At the end, Bona is indeed Nora Aunor’s work. Bona is Aunor looking, with a bit of melodrama and masochism, how she, an unknown, has become the object of many people’s adoration, the actor becoming the icon.

The power of the tragedienne/icon in Aunor is that she is able to weave a character into a full functioning tapestry of nerves and magic. Even then, you cannot blame those who genuflect before her when they cite the many gems in Bona. There is Aunor running away from her father, the speed of her escape as frantic and funny as it was demented. Aunor looking from the fence into her home where the wake for her father is taking place, fear and love and anxiety etched in a shot that merely shows one half of her face. Aunor peeking from the kitchen, tension personified, the rigid figure melting into the loneliest of embraces with her mother, played with brittle tenderness by Rustica Carpio. Then, there is that scene—when she throws the boiling caldron of water onto Gardo’s body, the wretchedness on her face a troubling chemistry of dementia and despair, and a rage that seems to travel from her scarred soul, in a nuanced form that only Aunor could summon.

You can look for more, but at the end, there is one lesson: Nora Aunor is second to none and no one follows after her. Not yet, anyway. I knew this when I stepped out of the Studio One into the lobby once more. The table that held the flowers was shrouded in black, more like in mourning for the passing of good films that we used to make, and for an actor like Aunor, whose genius might as well be dead in our dreary landscape of commercialism and bad taste.
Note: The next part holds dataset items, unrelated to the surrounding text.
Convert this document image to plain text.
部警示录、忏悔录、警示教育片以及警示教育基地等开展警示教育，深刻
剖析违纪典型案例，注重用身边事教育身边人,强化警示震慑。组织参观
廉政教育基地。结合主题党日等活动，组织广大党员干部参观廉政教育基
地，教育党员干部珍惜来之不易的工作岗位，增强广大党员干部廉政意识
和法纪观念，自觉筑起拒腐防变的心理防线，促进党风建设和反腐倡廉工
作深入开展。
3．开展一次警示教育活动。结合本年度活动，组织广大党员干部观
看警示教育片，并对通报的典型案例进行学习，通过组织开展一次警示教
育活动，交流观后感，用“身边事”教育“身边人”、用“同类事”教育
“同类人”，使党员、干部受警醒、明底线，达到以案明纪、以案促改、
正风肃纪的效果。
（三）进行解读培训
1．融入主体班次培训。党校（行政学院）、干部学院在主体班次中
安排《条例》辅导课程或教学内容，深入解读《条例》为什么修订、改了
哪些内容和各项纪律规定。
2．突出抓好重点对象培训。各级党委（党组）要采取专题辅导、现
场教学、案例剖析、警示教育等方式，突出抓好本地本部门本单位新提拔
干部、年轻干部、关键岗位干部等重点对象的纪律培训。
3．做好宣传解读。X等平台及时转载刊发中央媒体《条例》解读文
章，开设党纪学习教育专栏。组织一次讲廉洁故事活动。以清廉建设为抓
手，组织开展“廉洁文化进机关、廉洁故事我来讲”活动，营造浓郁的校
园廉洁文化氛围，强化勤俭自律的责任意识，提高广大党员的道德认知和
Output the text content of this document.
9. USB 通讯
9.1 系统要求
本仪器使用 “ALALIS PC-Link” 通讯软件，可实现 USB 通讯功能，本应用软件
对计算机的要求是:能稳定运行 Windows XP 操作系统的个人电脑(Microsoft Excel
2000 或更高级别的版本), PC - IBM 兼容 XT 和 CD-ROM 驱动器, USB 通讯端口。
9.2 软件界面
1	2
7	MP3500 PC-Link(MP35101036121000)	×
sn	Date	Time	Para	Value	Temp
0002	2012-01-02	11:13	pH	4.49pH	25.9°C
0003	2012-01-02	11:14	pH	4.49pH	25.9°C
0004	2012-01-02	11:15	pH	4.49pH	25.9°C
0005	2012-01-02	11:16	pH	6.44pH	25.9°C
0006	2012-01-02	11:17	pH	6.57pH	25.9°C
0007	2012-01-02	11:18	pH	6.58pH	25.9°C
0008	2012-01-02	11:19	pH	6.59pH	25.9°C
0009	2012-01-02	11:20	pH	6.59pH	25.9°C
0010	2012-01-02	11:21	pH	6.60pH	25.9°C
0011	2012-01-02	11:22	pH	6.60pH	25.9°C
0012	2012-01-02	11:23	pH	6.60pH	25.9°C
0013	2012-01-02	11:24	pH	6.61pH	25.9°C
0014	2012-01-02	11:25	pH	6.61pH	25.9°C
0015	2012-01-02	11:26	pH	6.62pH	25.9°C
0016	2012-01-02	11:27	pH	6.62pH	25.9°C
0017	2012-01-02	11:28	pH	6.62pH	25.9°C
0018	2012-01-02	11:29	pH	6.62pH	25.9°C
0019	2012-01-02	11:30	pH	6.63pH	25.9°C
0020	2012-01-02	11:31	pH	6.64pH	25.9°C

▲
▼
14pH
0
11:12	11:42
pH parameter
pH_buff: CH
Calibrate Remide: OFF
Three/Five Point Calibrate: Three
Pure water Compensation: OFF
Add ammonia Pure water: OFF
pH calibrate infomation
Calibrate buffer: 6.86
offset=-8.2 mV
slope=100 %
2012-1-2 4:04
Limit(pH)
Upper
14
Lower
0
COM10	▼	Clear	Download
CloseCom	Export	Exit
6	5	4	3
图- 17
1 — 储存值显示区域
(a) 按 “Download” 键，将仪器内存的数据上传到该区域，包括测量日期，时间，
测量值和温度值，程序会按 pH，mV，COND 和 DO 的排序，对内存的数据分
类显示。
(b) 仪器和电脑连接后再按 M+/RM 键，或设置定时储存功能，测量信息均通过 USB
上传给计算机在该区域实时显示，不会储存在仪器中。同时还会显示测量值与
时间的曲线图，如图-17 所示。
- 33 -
*** Photos culled from the blogs of Willi Pascual and Jojo de Vera as well as the archive of the International Circle of Online Noranians (ICON) e-group.

5 comments:

Noel Vera said...

Is that how they were trying to put it? That Brocka was trying to make it a Philip vehicle? Possible. At the time, he was promoting Philip to high heavens as his next star.

Philip can be fine, can do well when used well, but it was Brocka's skill at handling him, and Brocka's insistence on finding good material for him (the Pete Lacaba script of Jaguar comes to mind), Brocka's care in using his best angles and best takes that really made him as an actor. When he went into others' hands he just didn't register all that well.

Yes, Bona's a tremendous film, one of Aunor's best performances.

MICHAEL U. OBENIETA said...

Hi, Noel! Great of you to drop by and post a note. Hey, do you have a review of Bona? Will check your blog asap.

Noel Vera said...

No, I'm working on an article right now.

It was a big scandal, how Brocka sided with Philip and fought all his friends in PETA against Philip. Everyone thought he was a talentless boy toy and Brocka thought he could do something with him (Brocka was right, but so were they).

Looking at Bona again, I can't help but think it's almost like an expose of what Philip's like, as if Brocka was Bona (even rhymes), and Philip was himself (duh). Was the role of Gardo Brocka's way of teasing, maybe testing, maybe even punishing Philip? I wonder.

MICHAEL U. OBENIETA said...

In the end, considering how Philip now seems a caricature of his former thespic stature, karma does have a way against exploiters like Gardo. It was a dire portent of things to come, that simmering pot of water splashed at Philip at the film's end.

Noel Vera said...

Ironically, Mario O'Hara has a wonderful script for him. Titled "Garbo," it's about an aging gay transvestite who had a son; the son is on the run for killing a gangster, and the father (who the son doesn't know is his father) hides him in his apartment for safekeeping. Philip plays the gay transvestite.

They've never worked before. I wish O'Hara could get it produced--it might actually be pretty good.